When the wise are underfunded, the brave are overbooked, and the cruel are unconcerned, can the world be saved from destruction?

-Goodreads

I’m a sucker for genre bending stories. There’s very few fantasy stories I’ve read where the main character wasn’t human. Though, about 30% of the way into the book, I realized Xenon isn’t really the only main character. But regardless–I was pumped to read a story with a goblin as a focal character.

Everything seemed to be going great, even though it did start with a prologue with irrelevant characters that we don’t even see until the middle and end of the book for a few short pages in total.

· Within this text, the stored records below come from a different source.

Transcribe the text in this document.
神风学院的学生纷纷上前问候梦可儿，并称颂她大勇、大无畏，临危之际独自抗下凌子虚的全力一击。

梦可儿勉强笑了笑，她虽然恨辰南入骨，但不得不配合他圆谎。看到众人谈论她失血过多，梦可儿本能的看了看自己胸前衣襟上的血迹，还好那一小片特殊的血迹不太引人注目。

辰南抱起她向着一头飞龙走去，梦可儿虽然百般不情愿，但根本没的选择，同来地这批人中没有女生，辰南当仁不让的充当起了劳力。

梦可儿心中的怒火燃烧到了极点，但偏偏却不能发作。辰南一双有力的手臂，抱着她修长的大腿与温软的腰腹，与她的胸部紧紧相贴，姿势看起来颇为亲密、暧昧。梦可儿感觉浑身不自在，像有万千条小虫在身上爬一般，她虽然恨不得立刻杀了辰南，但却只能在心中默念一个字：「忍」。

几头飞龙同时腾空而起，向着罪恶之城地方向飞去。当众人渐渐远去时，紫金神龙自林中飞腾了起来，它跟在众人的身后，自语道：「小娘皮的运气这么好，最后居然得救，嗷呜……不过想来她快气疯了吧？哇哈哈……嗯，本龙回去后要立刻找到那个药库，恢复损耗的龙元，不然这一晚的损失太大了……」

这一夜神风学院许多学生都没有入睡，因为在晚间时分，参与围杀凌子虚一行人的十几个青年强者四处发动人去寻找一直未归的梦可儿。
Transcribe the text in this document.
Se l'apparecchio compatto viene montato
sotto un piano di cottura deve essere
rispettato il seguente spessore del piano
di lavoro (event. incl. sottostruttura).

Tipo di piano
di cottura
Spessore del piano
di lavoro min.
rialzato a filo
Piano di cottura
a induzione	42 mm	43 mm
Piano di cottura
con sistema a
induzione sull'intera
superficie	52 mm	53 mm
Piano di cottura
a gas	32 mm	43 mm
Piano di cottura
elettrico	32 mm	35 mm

The characters we’re presented in the beginning, three troupers about to read a new play, serve only as mouthpieces for the story to go, “LOOK. HERE IS THE THEME. LOOK! THIS IS THE MESSAGE! IT’S A METAPHOR.”

Not exactly a good reason to have these characters around. In fact, I would have enjoyed the story much more (and probably have given it a fourth star and added this book to a list of favorites) had these troupers not existed in the first place.

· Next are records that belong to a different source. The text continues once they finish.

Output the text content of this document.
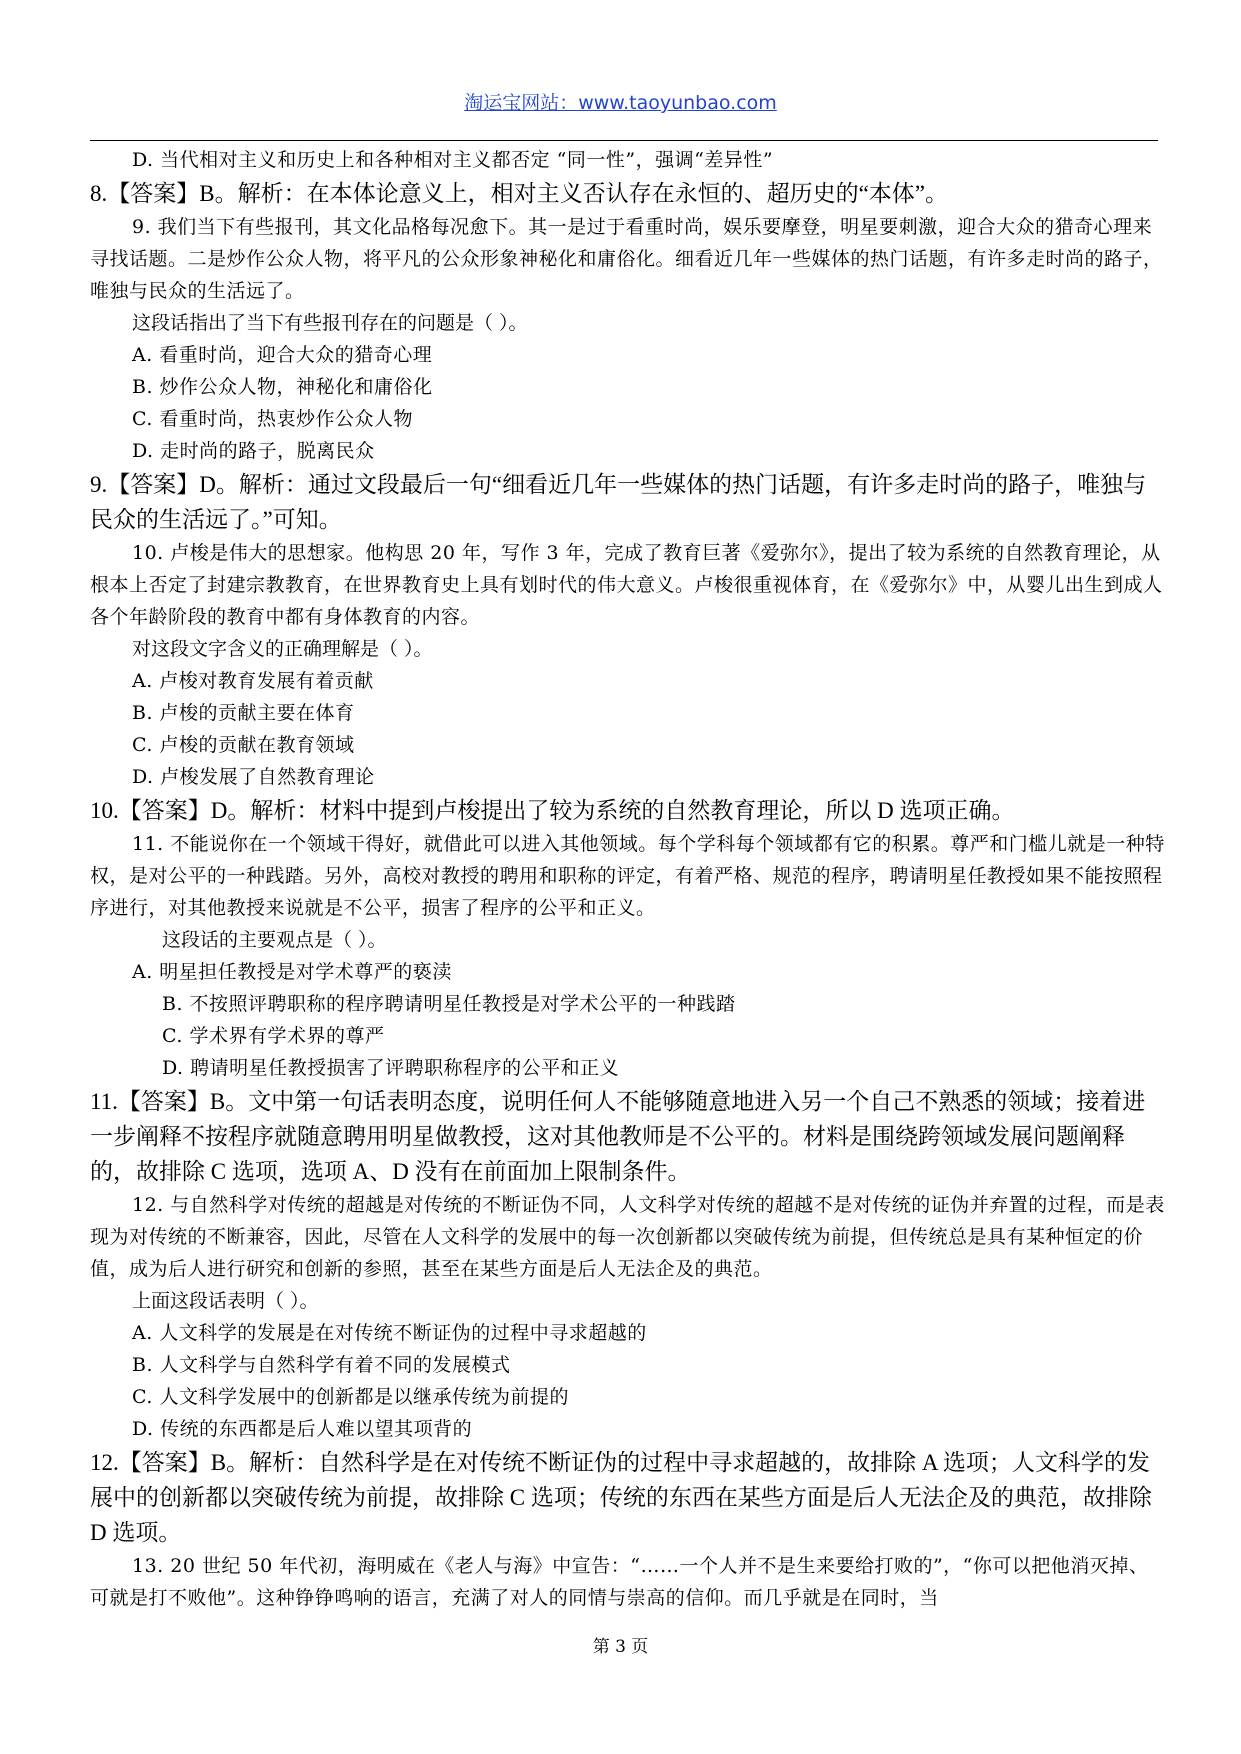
淘运宝网站：www.taoyunbao.com

D. 当代相对主义和历史上和各种相对主义都否定 “同一性”，强调“差异性”

8.【答案】B。解析：在本体论意义上，相对主义否认存在永恒的、超历史的“本体”。

9. 我们当下有些报刊，其文化品格每况愈下。其一是过于看重时尚，娱乐要摩登，明星要刺激，迎合大众的猎奇心理来寻找话题。二是炒作公众人物，将平凡的公众形象神秘化和庸俗化。细看近几年一些媒体的热门话题，有许多走时尚的路子，唯独与民众的生活远了。

这段话指出了当下有些报刊存在的问题是（ ）。

A. 看重时尚，迎合大众的猎奇心理

B. 炒作公众人物，神秘化和庸俗化

C. 看重时尚，热衷炒作公众人物

D. 走时尚的路子，脱离民众

9.【答案】D。解析：通过文段最后一句“细看近几年一些媒体的热门话题，有许多走时尚的路子，唯独与民众的生活远了。”可知。

10. 卢梭是伟大的思想家。他构思 20 年，写作 3 年，完成了教育巨著《爱弥尔》，提出了较为系统的自然教育理论，从根本上否定了封建宗教教育，在世界教育史上具有划时代的伟大意义。卢梭很重视体育，在《爱弥尔》中，从婴儿出生到成人各个年龄阶段的教育中都有身体教育的内容。

对这段文字含义的正确理解是（ ）。

A. 卢梭对教育发展有着贡献

B. 卢梭的贡献主要在体育

C. 卢梭的贡献在教育领域

D. 卢梭发展了自然教育理论

10.【答案】D。解析：材料中提到卢梭提出了较为系统的自然教育理论，所以 D 选项正确。

11. 不能说你在一个领域干得好，就借此可以进入其他领域。每个学科每个领域都有它的积累。尊严和门槛儿就是一种特权，是对公平的一种践踏。另外，高校对教授的聘用和职称的评定，有着严格、规范的程序，聘请明星任教授如果不能按照程序进行，对其他教授来说就是不公平，损害了程序的公平和正义。

这段话的主要观点是（ ）。

A. 明星担任教授是对学术尊严的亵渎

B. 不按照评聘职称的程序聘请明星任教授是对学术公平的一种践踏

C. 学术界有学术界的尊严

D. 聘请明星任教授损害了评聘职称程序的公平和正义

11.【答案】B。文中第一句话表明态度，说明任何人不能够随意地进入另一个自己不熟悉的领域；接着进一步阐释不按程序就随意聘用明星做教授，这对其他教师是不公平的。材料是围绕跨领域发展问题阐释的，故排除 C 选项，选项 A、D 没有在前面加上限制条件。

12. 与自然科学对传统的超越是对传统的不断证伪不同，人文科学对传统的超越不是对传统的证伪并弃置的过程，而是表现为对传统的不断兼容，因此，尽管在人文科学的发展中的每一次创新都以突破传统为前提，但传统总是具有某种恒定的价值，成为后人进行研究和创新的参照，甚至在某些方面是后人无法企及的典范。

上面这段话表明（ ）。

A. 人文科学的发展是在对传统不断证伪的过程中寻求超越的

B. 人文科学与自然科学有着不同的发展模式

C. 人文科学发展中的创新都是以继承传统为前提的

D. 传统的东西都是后人难以望其项背的

12.【答案】B。解析：自然科学是在对传统不断证伪的过程中寻求超越的，故排除 A 选项；人文科学的发展中的创新都以突破传统为前提，故排除 C 选项；传统的东西在某些方面是后人无法企及的典范，故排除 D 选项。

13. 20 世纪 50 年代初，海明威在《老人与海》中宣告：“……一个人并不是生来要给打败的”，“你可以把他消灭掉、可就是打不败他”。这种铮铮鸣响的语言，充满了对人的同情与崇高的信仰。而几乎就是在同时，当

第 3 页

But the first half of the story was great; exciting, well paced and before I knew it, I was halfway through the book and it was 2 am. Definitely a good sign.

But it sort of went downhill from there.

There were plenty of strange timeskips, where characters who had previously not met suddenly knew each other well enough to be on a first name basis, and the interactions were jumpy and never fully explained. Throughout the entire book, there were weird capitalizations of random words in the middle of sentences that I first found quirky, but later found incredibly annoying. The worldbuilding was lackluster at best, and the dialogue funky–it’s like Adams couldn’t decide if he were writing a high fantasy or a modern fantasy, with character voices going all over the place. There were times when the prose tried to be profound and poetic, but it just fell flat and didn’t make much sense at all.

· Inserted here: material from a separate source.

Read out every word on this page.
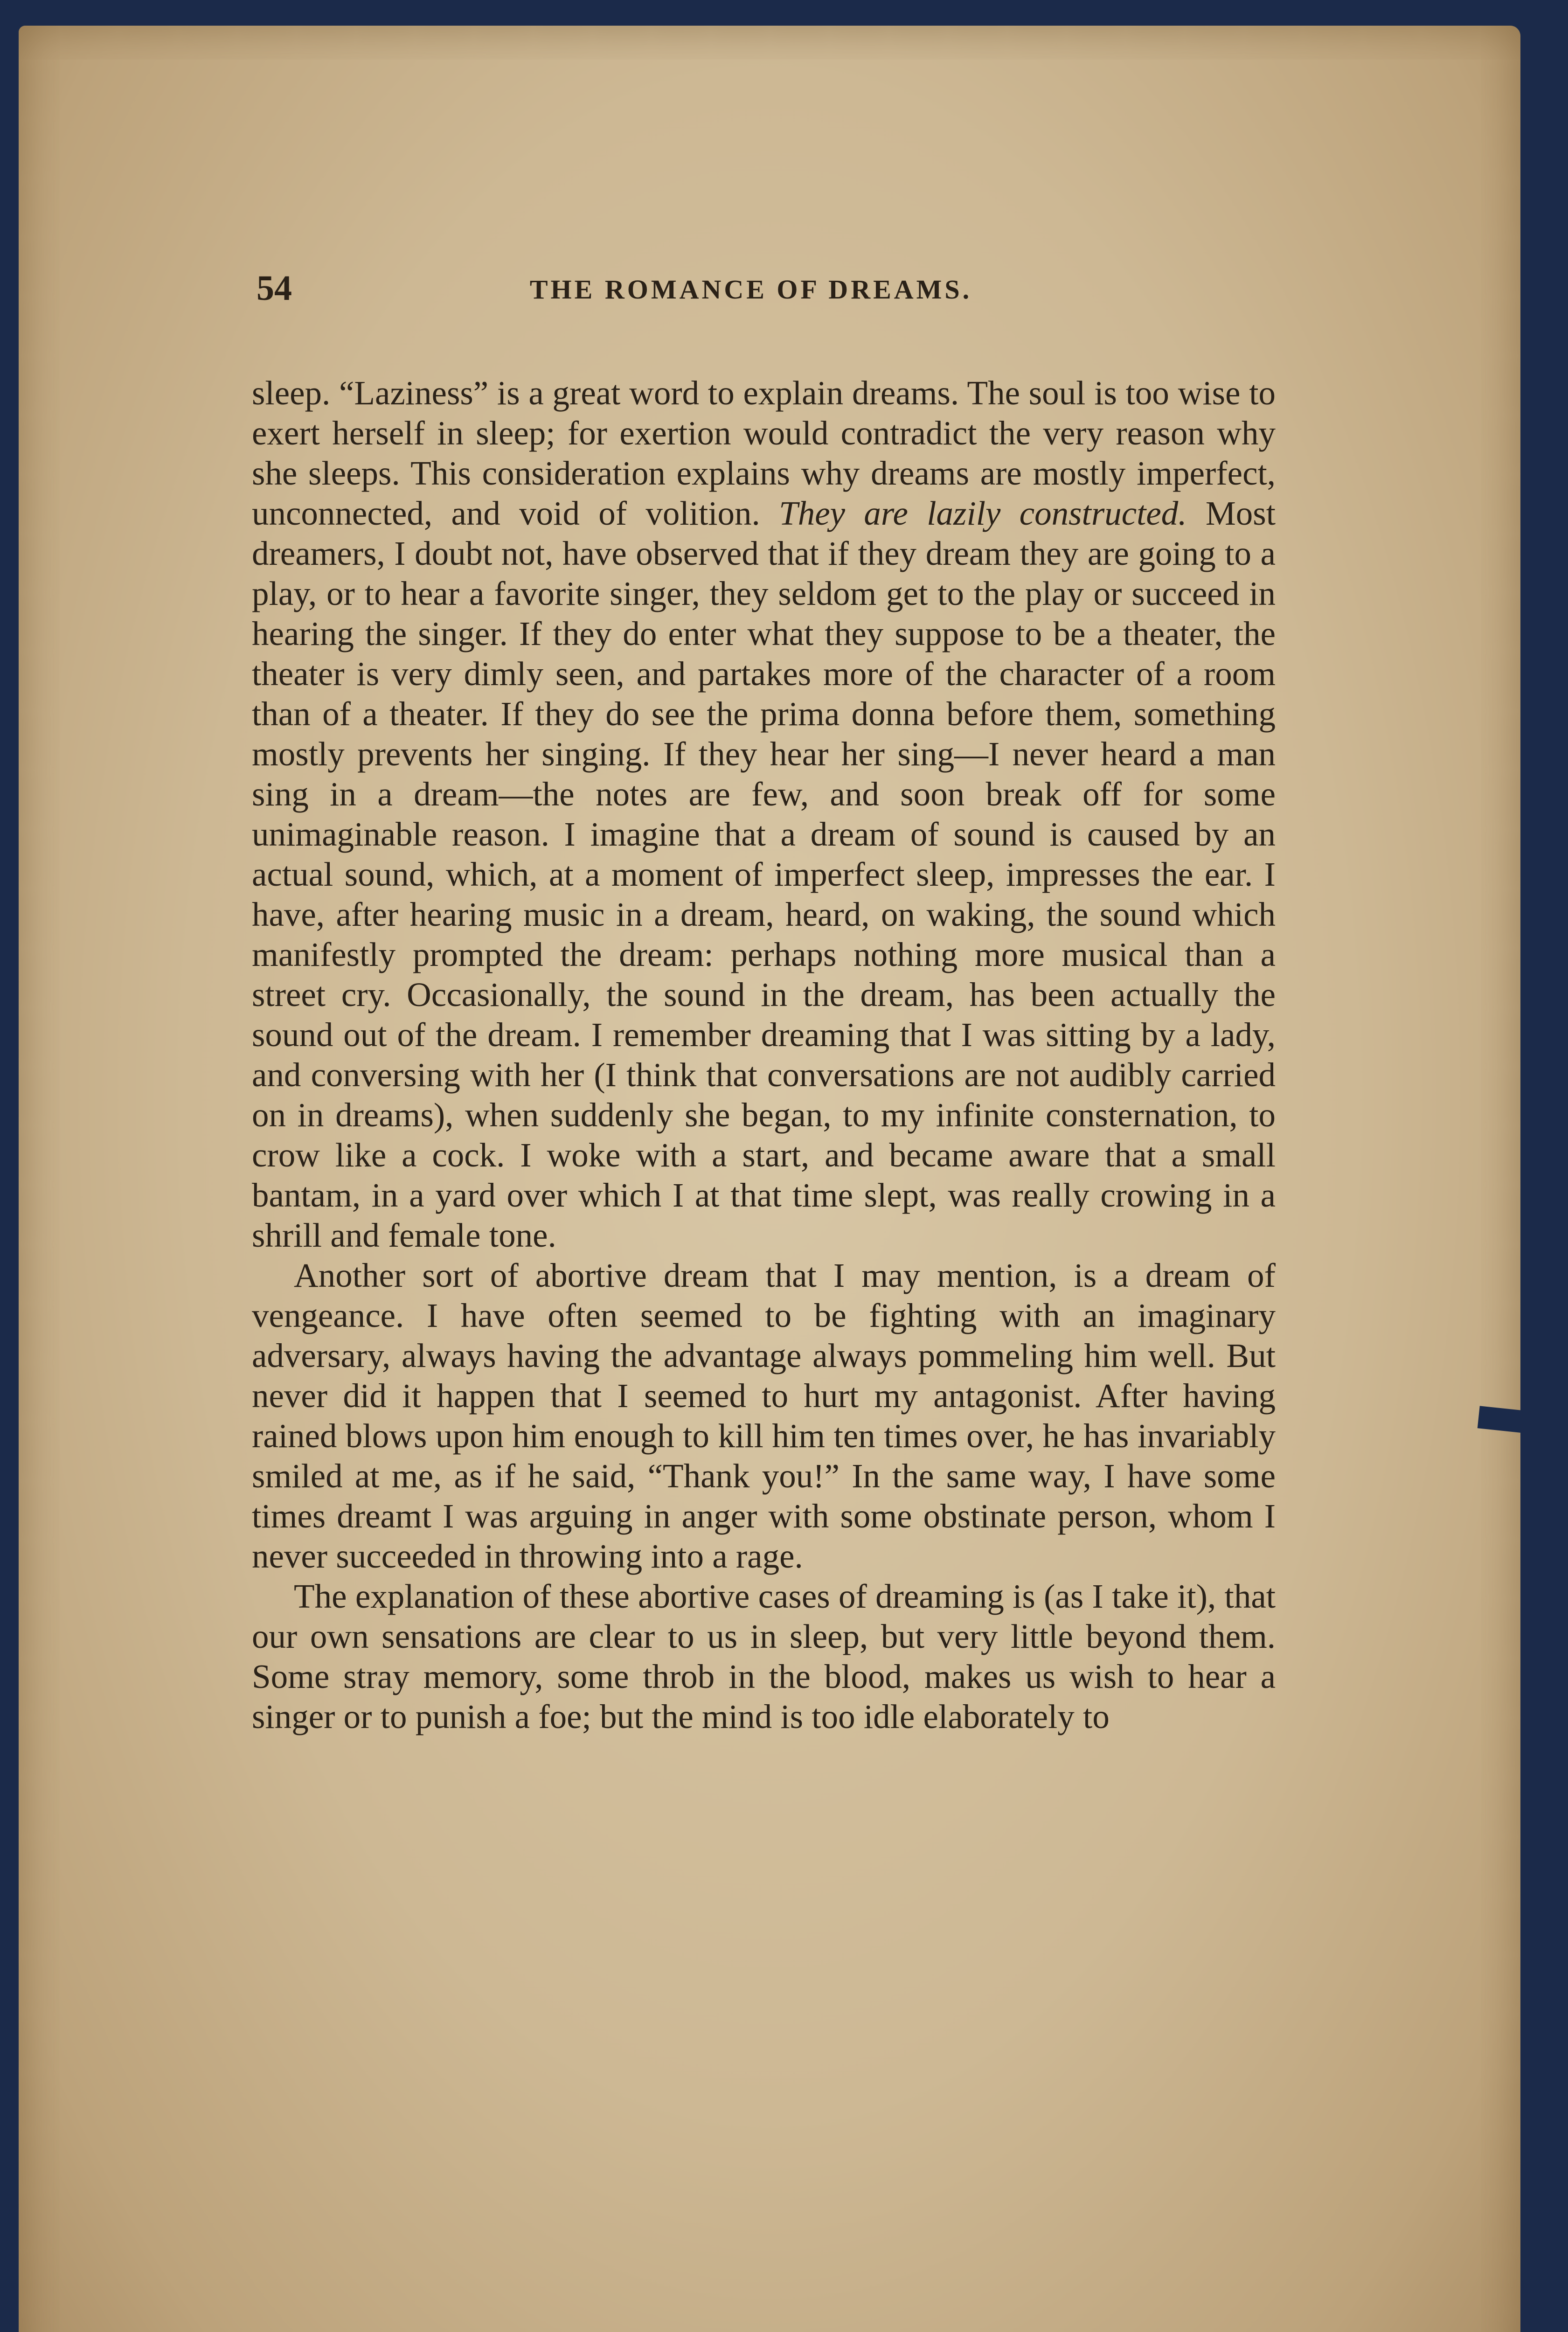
54	THE ROMANCE OF DREAMS.

sleep. “Laziness” is a great word to explain dreams. The soul is too wise to exert herself in sleep; for exertion would contradict the very reason why she sleeps. This consideration explains why dreams are mostly imperfect, unconnected, and void of volition. They are lazily constructed. Most dreamers, I doubt not, have observed that if they dream they are going to a play, or to hear a favorite singer, they seldom get to the play or succeed in hearing the singer. If they do enter what they suppose to be a theater, the theater is very dimly seen, and partakes more of the character of a room than of a theater. If they do see the prima donna before them, something mostly prevents her singing. If they hear her sing—I never heard a man sing in a dream—the notes are few, and soon break off for some unimaginable reason. I imagine that a dream of sound is caused by an actual sound, which, at a moment of imperfect sleep, impresses the ear. I have, after hearing music in a dream, heard, on waking, the sound which manifestly prompted the dream: perhaps nothing more musical than a street cry. Occasionally, the sound in the dream, has been actually the sound out of the dream. I remember dreaming that I was sitting by a lady, and conversing with her (I think that conversations are not audibly carried on in dreams), when suddenly she began, to my infinite consternation, to crow like a cock. I woke with a start, and became aware that a small bantam, in a yard over which I at that time slept, was really crowing in a shrill and female tone.

Another sort of abortive dream that I may mention, is a dream of vengeance. I have often seemed to be fighting with an imaginary adversary, always having the advantage always pommeling him well. But never did it happen that I seemed to hurt my antagonist. After having rained blows upon him enough to kill him ten times over, he has invariably smiled at me, as if he said, “Thank you!” In the same way, I have some times dreamt I was arguing in anger with some obstinate person, whom I never succeeded in throwing into a rage.

The explanation of these abortive cases of dreaming is (as I take it), that our own sensations are clear to us in sleep, but very little beyond them. Some stray memory, some throb in the blood, makes us wish to hear a singer or to punish a foe; but the mind is too idle elaborately to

The characters weren’t too memorable–there were just too many of them narrating to really get to know any of them. It didn’t help that they were more likely to be called by their characteristic than their name: Scholar Xenon, Mage Rime, Knight Jonas, Demon Sideways. And the story itself left too many loose ends: what happened to the King and why was the King a woman but still called ‘king’? Who spoke with her prior to the asteroid coming? What’s the deal with the Gray Witch? and so on.

In what was promised to be a hilarious take on fantasy just felt like a sort of lighthearted attempt to make a story out of a D&D campaign.

While it may not have been my favorite, I can’t deny that it wasn’t a mildly fresh take on fantasy.